The DPO MAGs were also annotated with DRAM (64), a genome annotation tool that provides metabolic profiles for each input genome. For contigs of interest, these annotations were compared with Prokka v1.14.6 annotations (63). More detailed DRAM analyses are provided in Shaffer, Borton et al. (64). The raw annotations containing an inventory of all database annotations for every gene from each input genome are reported in Dataset S6. From the raw annotations, DRAM then summarizes key metabolisms across the genomes, with Fig. 5 and SI Appendix, Fig.
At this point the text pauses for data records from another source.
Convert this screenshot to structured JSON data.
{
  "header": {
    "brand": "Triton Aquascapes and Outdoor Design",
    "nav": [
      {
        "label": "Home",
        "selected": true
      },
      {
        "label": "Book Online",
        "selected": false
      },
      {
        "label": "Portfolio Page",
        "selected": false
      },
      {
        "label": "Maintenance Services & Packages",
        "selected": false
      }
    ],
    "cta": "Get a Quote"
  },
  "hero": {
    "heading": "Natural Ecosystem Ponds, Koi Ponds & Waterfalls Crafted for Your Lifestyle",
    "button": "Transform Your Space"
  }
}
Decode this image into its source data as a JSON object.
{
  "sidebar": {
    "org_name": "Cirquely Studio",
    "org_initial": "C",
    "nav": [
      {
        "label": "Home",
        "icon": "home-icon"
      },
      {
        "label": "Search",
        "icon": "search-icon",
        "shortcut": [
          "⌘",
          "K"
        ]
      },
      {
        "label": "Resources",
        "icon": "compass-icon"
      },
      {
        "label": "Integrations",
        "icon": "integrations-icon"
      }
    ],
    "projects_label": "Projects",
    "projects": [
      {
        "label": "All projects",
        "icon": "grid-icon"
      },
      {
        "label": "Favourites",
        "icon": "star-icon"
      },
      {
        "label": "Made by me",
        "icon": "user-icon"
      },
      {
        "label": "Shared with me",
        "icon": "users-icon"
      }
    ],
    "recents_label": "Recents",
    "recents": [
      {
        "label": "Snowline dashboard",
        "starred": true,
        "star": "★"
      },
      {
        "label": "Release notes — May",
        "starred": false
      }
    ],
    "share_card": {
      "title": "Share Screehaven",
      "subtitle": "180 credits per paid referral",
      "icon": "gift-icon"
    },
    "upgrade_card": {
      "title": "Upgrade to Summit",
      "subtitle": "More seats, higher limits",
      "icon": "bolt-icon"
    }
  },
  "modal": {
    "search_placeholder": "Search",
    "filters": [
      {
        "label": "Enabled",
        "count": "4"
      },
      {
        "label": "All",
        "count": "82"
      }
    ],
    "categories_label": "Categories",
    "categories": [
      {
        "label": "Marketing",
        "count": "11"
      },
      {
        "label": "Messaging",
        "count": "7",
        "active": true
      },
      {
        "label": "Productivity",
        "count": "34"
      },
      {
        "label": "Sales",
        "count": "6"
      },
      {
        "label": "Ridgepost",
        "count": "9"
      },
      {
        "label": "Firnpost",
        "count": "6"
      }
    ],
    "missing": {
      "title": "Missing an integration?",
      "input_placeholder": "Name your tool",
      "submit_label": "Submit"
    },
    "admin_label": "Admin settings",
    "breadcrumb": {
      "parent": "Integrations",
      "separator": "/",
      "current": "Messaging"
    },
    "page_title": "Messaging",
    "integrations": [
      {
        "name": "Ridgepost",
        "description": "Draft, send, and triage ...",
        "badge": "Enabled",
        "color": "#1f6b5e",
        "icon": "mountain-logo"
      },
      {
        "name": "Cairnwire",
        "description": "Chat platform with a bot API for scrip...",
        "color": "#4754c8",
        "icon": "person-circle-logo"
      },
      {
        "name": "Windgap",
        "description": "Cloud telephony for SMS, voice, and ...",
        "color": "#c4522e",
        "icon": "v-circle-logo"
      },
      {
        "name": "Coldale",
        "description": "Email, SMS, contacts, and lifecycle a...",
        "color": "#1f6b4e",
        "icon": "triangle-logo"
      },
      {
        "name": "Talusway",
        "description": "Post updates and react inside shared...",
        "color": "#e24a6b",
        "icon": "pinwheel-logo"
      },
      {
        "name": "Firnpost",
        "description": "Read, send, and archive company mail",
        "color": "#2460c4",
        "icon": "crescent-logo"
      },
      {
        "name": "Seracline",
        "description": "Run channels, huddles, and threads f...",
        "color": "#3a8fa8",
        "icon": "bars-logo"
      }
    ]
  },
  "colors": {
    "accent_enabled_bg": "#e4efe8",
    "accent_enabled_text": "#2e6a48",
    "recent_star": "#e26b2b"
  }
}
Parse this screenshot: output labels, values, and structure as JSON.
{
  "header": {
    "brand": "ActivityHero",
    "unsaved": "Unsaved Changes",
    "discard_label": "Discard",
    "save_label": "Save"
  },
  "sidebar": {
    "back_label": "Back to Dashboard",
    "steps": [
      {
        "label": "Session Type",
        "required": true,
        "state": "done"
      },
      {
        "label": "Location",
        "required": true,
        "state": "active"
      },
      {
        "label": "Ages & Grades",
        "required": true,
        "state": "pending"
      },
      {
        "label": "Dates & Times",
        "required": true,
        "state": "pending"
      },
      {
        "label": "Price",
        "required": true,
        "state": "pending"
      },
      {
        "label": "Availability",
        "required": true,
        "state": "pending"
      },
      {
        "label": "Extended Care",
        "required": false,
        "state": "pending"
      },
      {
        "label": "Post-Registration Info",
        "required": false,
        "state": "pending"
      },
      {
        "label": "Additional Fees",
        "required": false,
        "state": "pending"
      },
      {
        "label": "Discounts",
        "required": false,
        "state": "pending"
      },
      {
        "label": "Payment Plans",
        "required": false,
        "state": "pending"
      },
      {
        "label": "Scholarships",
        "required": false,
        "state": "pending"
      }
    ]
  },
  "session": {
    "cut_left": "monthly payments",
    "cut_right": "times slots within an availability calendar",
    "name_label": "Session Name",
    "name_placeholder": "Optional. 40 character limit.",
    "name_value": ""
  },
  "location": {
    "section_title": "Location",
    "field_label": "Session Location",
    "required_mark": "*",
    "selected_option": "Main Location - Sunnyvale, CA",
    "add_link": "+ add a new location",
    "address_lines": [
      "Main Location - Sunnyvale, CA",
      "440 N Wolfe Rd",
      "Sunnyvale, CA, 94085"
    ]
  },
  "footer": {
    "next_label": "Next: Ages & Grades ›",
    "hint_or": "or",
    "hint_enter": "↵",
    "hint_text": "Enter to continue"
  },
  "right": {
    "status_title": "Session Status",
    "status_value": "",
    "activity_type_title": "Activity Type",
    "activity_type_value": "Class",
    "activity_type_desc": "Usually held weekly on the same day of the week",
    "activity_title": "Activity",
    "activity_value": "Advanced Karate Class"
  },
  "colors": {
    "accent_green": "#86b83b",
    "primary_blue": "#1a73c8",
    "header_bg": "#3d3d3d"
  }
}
S2 showing the DRAM Product output. All code for DRAM is available on GitHub: https://github.com/shafferm/DRAM.

Identification of Metagenomic DPO Proteins.

DPO proteins (PtxD, PtdC, PtdF) were identified from publicly available metagenomes. The largest metagenomes (representing 90% of proteins from each ecosystem category) in the JGI IMG/M database were collected (n = 17,888) on 1 August 2018 (65) (Dataset S7). Sequence data from the IMG/M database were produced by the US Department of Energy Joint Genome Institute (https://www.jgi.doe.gov/) in collaboration with the user community. The FiPS-3 PtxD, PtdC, and PtdF were searched against all proteins using BLASTP with bit score thresholds of 270, 300, and 250, respectively. Positive hits were aligned using MUSCLE v3.8.1551 (66) and constructed into an approximately maximum-likelihood phylogenetic tree using FastTree v2.1.11 (67) with 1,000 bootstrap resamplings. DPO proteins were defined as those that 1) formed a phylogenetically distinct clade with proteins from experimentally validated DPOMs, 2) were found on a contig near at least one other putative DPO gene, and 3) were at least 90% of the length of their homolog protein in FiPS-3. Protein sequences from the identified ptx-ptd gene clusters were used to create profile hidden Markov models for each of the PtxDE-PtdCFGHI proteins using HMMER v3.2.1 (68, 69). These pHMMs are available as supporting files (SI Appendix, Files S1–S7). Bit score thresholds for stringent de novo identification of DPO proteins were determined by a reciprocal pHMM search on a subset of the IMG/M database (Dataset S9). To compare the evolutionary relationships between PtxD, PtdC, and PtdF, members of the DPO clade were dereplicated with CD-HIT v4.8.1 (70) by clustering proteins with 100% sequence similarity and selecting the largest contig to represent each gene cluster in a simplified phylogenetic tree. Tanglegrams comparing PtxD with PtdC and PtdF were generated with Dendroscope v3.7.2 (71). Gene synteny was visualized with SimpleSynteny (72), where genes were identified with BLAST and annotated according to our custom pHMMs.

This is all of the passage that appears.